Ses ennemis disent qu’il fut roi sans couronne et qu’il confondait l’unité et l’unanimité.
Et en cela ses ennemis ont raison.
Ses ennemis disent que si Napoléon avait eu un quotidien comme Granma, aucun Français n’aurait jamais su la défaite de Waterloo.
Et en cela ses ennemis ont raison.
Ses ennemis disent qu’il a exercé le pouvoir en parlant beaucoup et en écoutant peu, parce qu’il était plus habitué aux échos qu’aux voix.
Et en cela ses ennemis ont raison.
Mais ses ennemis ne disent pas que ce n’est pas pour poser pour l’Histoire qu’il a fait face aux balles quand il y a eu l’invasion, qu’il a affronté les ouragans d’égal à égal, qu’il a survécu à six cent trente-sept attentats à sa vie, que son énergie contagieuse fut décisive pour convertir une colonie en une patrie et que ce n’est pas grâce à la sorcellerie de Mandinga ni par un miracle de Dieu que cette nouvelle patrie a pu survivre à dix présidents des Etats-Unis qui avaient déjà attaché leur serviette pour la dévorer avec couteau et fourchette.
Et ses ennemis ne disent pas que Cuba est un des rares pays qui ne concourent pas à la Coupe mondiale des paillassons.

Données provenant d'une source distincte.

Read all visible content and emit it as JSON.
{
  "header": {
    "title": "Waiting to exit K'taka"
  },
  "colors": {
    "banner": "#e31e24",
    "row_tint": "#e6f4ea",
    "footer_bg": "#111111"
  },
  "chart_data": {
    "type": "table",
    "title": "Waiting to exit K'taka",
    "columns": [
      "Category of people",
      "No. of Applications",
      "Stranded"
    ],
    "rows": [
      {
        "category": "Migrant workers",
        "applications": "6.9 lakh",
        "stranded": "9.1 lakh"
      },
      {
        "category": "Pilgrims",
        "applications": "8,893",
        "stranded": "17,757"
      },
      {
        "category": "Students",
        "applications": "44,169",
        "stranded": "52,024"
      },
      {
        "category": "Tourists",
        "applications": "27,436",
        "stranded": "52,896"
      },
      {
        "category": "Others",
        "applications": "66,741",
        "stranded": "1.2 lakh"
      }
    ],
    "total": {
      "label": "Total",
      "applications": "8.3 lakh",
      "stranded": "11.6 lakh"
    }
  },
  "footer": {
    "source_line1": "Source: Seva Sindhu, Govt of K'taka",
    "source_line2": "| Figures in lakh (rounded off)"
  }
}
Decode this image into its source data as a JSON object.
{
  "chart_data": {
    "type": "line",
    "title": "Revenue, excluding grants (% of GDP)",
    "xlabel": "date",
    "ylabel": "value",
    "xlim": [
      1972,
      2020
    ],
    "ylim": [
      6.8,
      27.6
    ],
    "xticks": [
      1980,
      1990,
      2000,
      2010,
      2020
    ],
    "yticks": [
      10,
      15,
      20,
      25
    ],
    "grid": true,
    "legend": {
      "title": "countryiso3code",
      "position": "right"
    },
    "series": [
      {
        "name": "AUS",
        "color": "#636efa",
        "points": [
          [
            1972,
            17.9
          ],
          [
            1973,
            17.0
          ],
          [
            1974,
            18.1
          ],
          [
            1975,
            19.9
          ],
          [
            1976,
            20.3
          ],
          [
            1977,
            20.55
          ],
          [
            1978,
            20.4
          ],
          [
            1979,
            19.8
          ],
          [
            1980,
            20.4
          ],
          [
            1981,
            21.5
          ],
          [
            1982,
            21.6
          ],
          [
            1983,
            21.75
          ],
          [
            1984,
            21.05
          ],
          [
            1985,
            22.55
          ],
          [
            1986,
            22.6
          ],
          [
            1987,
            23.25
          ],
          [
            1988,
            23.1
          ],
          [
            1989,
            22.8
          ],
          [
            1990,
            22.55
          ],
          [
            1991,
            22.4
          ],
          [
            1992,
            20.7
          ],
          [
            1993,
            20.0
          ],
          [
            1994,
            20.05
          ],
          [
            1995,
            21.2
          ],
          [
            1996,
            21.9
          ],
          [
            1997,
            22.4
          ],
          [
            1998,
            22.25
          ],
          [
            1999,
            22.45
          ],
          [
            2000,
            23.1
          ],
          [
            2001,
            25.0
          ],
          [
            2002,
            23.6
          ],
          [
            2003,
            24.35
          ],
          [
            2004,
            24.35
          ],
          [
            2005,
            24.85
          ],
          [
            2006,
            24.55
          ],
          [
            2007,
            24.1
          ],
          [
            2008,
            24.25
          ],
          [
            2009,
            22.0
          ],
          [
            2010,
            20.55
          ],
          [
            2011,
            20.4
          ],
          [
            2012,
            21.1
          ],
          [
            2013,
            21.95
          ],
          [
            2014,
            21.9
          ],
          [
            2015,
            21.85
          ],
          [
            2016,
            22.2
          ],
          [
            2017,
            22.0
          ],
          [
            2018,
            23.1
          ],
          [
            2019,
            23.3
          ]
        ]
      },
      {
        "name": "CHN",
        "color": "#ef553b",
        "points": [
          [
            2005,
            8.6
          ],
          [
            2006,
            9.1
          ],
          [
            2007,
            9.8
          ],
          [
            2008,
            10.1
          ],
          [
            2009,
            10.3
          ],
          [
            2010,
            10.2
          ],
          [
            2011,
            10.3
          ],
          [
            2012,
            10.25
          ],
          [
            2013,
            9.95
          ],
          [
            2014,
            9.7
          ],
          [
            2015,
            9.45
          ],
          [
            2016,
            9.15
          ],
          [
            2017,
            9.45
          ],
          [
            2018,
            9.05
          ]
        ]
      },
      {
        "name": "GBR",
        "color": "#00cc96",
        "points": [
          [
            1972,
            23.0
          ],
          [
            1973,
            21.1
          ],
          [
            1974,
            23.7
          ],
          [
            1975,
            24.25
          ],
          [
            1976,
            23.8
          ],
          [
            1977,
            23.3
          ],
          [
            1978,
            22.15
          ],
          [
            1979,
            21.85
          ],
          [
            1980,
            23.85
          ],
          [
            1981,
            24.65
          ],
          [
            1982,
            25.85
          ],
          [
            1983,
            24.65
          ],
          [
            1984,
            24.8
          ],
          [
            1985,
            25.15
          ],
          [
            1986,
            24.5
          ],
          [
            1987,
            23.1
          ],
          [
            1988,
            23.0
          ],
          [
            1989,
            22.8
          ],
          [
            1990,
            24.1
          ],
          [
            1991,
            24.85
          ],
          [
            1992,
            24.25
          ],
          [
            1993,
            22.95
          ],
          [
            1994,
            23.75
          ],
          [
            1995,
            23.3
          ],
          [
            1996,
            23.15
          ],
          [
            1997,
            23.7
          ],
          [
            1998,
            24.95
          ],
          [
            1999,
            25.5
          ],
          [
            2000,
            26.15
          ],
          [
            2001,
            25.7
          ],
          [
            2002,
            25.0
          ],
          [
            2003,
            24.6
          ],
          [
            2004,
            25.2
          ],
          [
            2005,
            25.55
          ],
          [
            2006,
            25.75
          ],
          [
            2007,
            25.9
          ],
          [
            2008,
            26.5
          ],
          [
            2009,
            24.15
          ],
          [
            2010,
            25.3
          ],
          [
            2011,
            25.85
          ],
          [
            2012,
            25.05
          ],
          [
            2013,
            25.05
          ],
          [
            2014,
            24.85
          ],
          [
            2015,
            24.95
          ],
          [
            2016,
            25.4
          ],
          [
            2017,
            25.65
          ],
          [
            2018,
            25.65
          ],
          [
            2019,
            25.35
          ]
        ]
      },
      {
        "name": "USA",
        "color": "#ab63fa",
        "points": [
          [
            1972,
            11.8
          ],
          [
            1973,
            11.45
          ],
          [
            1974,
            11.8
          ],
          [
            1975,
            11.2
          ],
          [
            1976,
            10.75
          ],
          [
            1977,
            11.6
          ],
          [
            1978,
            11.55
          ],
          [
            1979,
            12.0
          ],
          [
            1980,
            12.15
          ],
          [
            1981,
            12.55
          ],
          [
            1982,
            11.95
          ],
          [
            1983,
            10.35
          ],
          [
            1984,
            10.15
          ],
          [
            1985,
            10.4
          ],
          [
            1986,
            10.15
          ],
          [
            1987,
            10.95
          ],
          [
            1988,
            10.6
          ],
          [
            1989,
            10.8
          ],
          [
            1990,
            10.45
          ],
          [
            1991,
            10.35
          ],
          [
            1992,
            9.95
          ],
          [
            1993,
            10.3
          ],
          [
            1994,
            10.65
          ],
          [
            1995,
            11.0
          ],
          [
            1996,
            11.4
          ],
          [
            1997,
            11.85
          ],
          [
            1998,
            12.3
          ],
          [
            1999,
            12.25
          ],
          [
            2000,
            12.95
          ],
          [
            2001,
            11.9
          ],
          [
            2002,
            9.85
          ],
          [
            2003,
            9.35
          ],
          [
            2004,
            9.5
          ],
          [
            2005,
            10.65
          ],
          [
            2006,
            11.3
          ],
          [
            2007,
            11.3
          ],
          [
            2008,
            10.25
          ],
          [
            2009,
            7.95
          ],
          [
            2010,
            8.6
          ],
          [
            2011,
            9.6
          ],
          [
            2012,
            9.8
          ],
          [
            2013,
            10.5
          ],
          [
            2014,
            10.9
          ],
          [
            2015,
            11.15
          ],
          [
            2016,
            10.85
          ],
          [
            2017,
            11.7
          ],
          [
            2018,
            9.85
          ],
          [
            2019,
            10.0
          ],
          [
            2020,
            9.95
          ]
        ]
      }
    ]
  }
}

Et ils ne disent pas non plus que cette révolution, qui a grandi dans le châtiment, est ce qu’elle a pu être et non pas ce qu’elle désirait être. Ils ne disent pas non plus que le mur entre le désir et la réalité s’est dans une grande mesure fait plus haut et plus large à cause du blocus impérial qui a étouffé le développement d’une démocratie à la cubaine, l’a obligée à militariser la société et a fourni à la bureaucratie, qui pour chaque solution a toujours un problème, les alibis dont elle a besoin pour se justifier et se perpétuer.
Et ils ne disent pas que malgré tous les malgrés, malgré les agressions du dehors et les abus de pouvoir du dedans, cette île éprouvée mais obstinément allègre a engendré la société latino-américaine la moins injuste.
Et ses ennemis ne disent pas que cet exploit fut l’œuvre du sacrifice de son peuple, mais fut aussi l’œuvre de la volonté têtue et du sens de l’honneur démodé de ce chevalier qui s’est toujours battu pour les perdants, comme ce fameux collègue à lui qui chevaucha par les champs de Castille.